Valleylab™ FX8 electrosurgical generator DDS vulnerability

Vulnerability summary

Through routine monitoring, Medtronic identified security vulnerabilities (2) in the Data Distribution Service (DDS) software component used in the Medtronic Valleylab™ FX8 energy platform (versions prior to 1.1.2). These vulnerabilities could allow an unauthorized individual, either through a network connection or through physical access to the device, to cause the generator to not function. If these vulnerabilities were to be exploited (3), the FX8 display would show the “Fail Safe” mode and indicate that the generator is inoperable.

To date, no cyberattack, no unauthorized access to patient data, and no harm to patients has been observed with these vulnerabilities.

Medtronic recommends that healthcare providers continue to use these devices as intended.

Mitigation

Customers should upgrade the Valleylab™ FX8 with the latest software release version 1.1.2 which addresses this vulnerability. This software update is currently available.

These vulnerabilities are exploitable if the devices are connected to a network. The FX8 cannot be connected to a network during clinical use and is only connected to a network when actively undergoing system updates or servicing. Therefore, there are no intraoperative safety risks to the patient. Potential patient risk is limited to a minor delay of treatment prior to initiation of surgical procedure while obtaining another device. The following items are actions that a healthcare delivery organization can take to mitigate the risk of these vulnerabilities:

• When connecting these devices to a network for system updates or servicing, ensure the network is secure. 
• Maintain good physical security controls around the product to prevent unintended access by an unauthorized user.

This software update should be applied during servicing to align with how organizations regularly maintain their FX8 generators.  This may be through the hospital’s biomedical engineering team, Medtronic sales or service representative, or by sending the device to a Medtronic service center.

Devices can continue to be used until the software update is completed. Customers with multiple Valleylab™ generators will need to update each system individually.

Customers should contact their local sales representative for additional information.

If you suspect security issue has occurred with your device, please contact Medtronic at rs.assurancequality@medtronic.com.

If you have other product security questions, please contact the Medtronic Product Security Office at security@medtronic.com.

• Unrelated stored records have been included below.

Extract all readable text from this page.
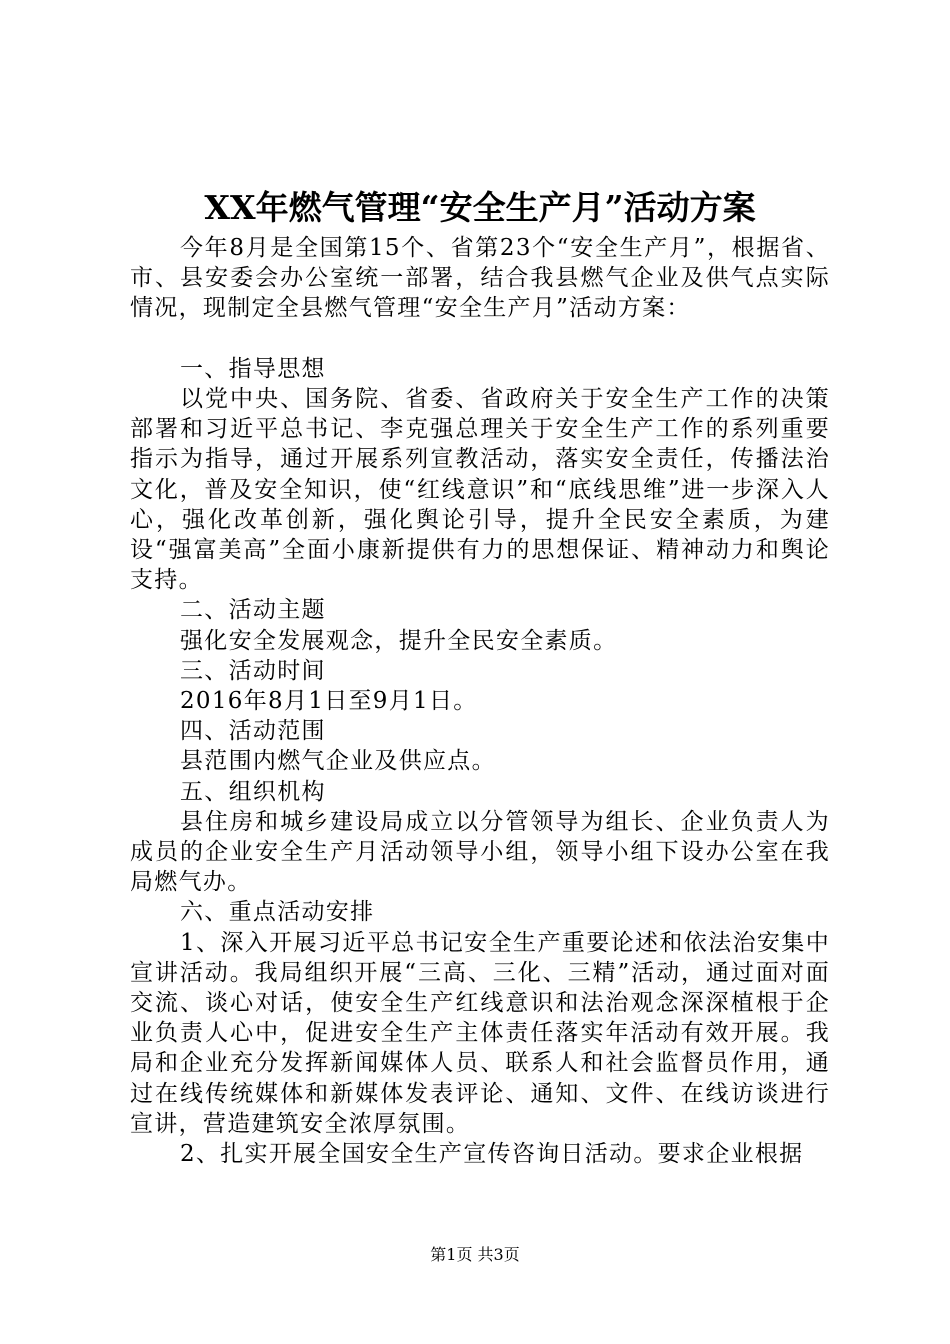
XX年燃气管理“安全生产月”活动方案

今年8月是全国第15个、省第23个“安全生产月”，根据省、市、县安委会办公室统一部署，结合我县燃气企业及供气点实际情况，现制定全县燃气管理“安全生产月”活动方案：

一、指导思想

以党中央、国务院、省委、省政府关于安全生产工作的决策部署和习近平总书记、李克强总理关于安全生产工作的系列重要指示为指导，通过开展系列宣教活动，落实安全责任，传播法治文化，普及安全知识，使“红线意识”和“底线思维”进一步深入人心，强化改革创新，强化舆论引导，提升全民安全素质，为建设“强富美高”全面小康新提供有力的思想保证、精神动力和舆论支持。

二、活动主题

强化安全发展观念，提升全民安全素质。

三、活动时间

2016年8月1日至9月1日。

四、活动范围

县范围内燃气企业及供应点。

五、组织机构

县住房和城乡建设局成立以分管领导为组长、企业负责人为成员的企业安全生产月活动领导小组，领导小组下设办公室在我局燃气办。

六、重点活动安排

1、深入开展习近平总书记安全生产重要论述和依法治安集中宣讲活动。我局组织开展“三高、三化、三精”活动，通过面对面交流、谈心对话，使安全生产红线意识和法治观念深深植根于企业负责人心中，促进安全生产主体责任落实年活动有效开展。我局和企业充分发挥新闻媒体人员、联系人和社会监督员作用，通过在线传统媒体和新媒体发表评论、通知、文件、在线访谈进行宣讲，营造建筑安全浓厚氛围。

2、扎实开展全国安全生产宣传咨询日活动。要求企业根据

第1页 共3页
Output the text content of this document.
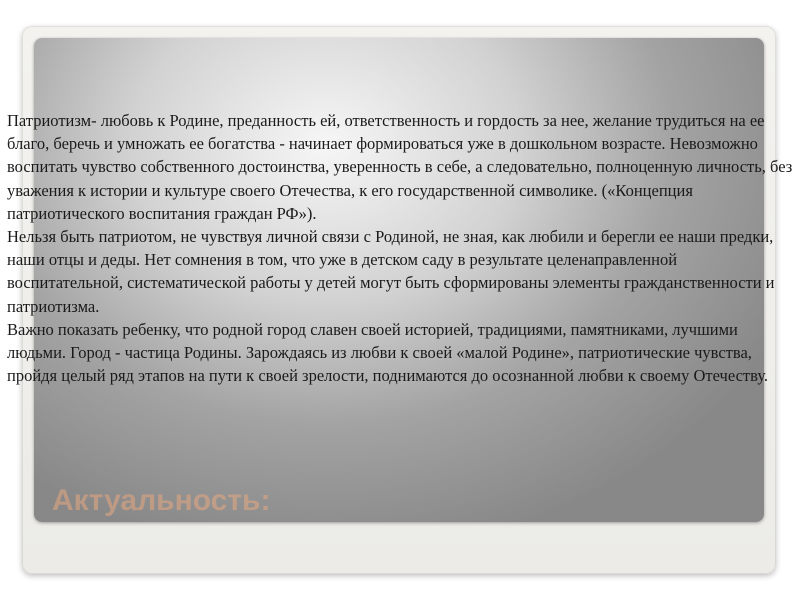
Актуальность:

Патриотизм- любовь к Родине, преданность ей, ответственность и гордость за нее, желание трудиться на ее благо, беречь и умножать ее богатства - начинает формироваться уже в дошкольном возрасте. Невозможно воспитать чувство собственного достоинства, уверенность в себе, а следовательно, полноценную личность, без уважения к истории и культуре своего Отечества, к его государственной символике. («Концепция патриотического воспитания граждан РФ»).

Нельзя быть патриотом, не чувствуя личной связи с Родиной, не зная, как любили и берегли ее наши предки, наши отцы и деды. Нет сомнения в том, что уже в детском саду в результате целенаправленной воспитательной, систематической работы у детей могут быть сформированы элементы гражданственности и патриотизма.

Важно показать ребенку, что родной город славен своей историей, традициями, памятниками, лучшими людьми. Город - частица Родины. Зарождаясь из любви к своей «малой Родине», патриотические чувства, пройдя целый ряд этапов на пути к своей зрелости, поднимаются до осознанной любви к своему Отечеству.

Additional technical details

The exposed vulnerability is a memory corruption that can be triggered by sending a malformed network packet to the running DDS application, which requires network connection to the target node. An attack could result in the devices becoming inoperable. This has a CVSS 3.0 score of 5.3 with all versions of software prior to 1.1.2 in the FX8. The score of 5.3 is the unmitigated score before the patch is applied. The CVE number is CVE-2021-43547.

Definition of terms

1. Healthcare provider — A healthcare provider is any person or organization that furnishes healthcare services and supplies, bills for them, or is paid for them. In this case, healthcare providers can be individuals (doctors or nurses) or organizations (hospitals, clinics, practice groups, along with their administrative staff). Healthcare researchers are also considered providers. 
2. Vulnerability — A vulnerability is a weakness in systems, software or products that compromises security. A vulnerability allows people to perform bad actions on those same systems, software, and products. 
3. Exploit — An exploit is a program or methodology created to take advantage of a vulnerability in a system or product to gain unauthorized access or negatively affect proper operation.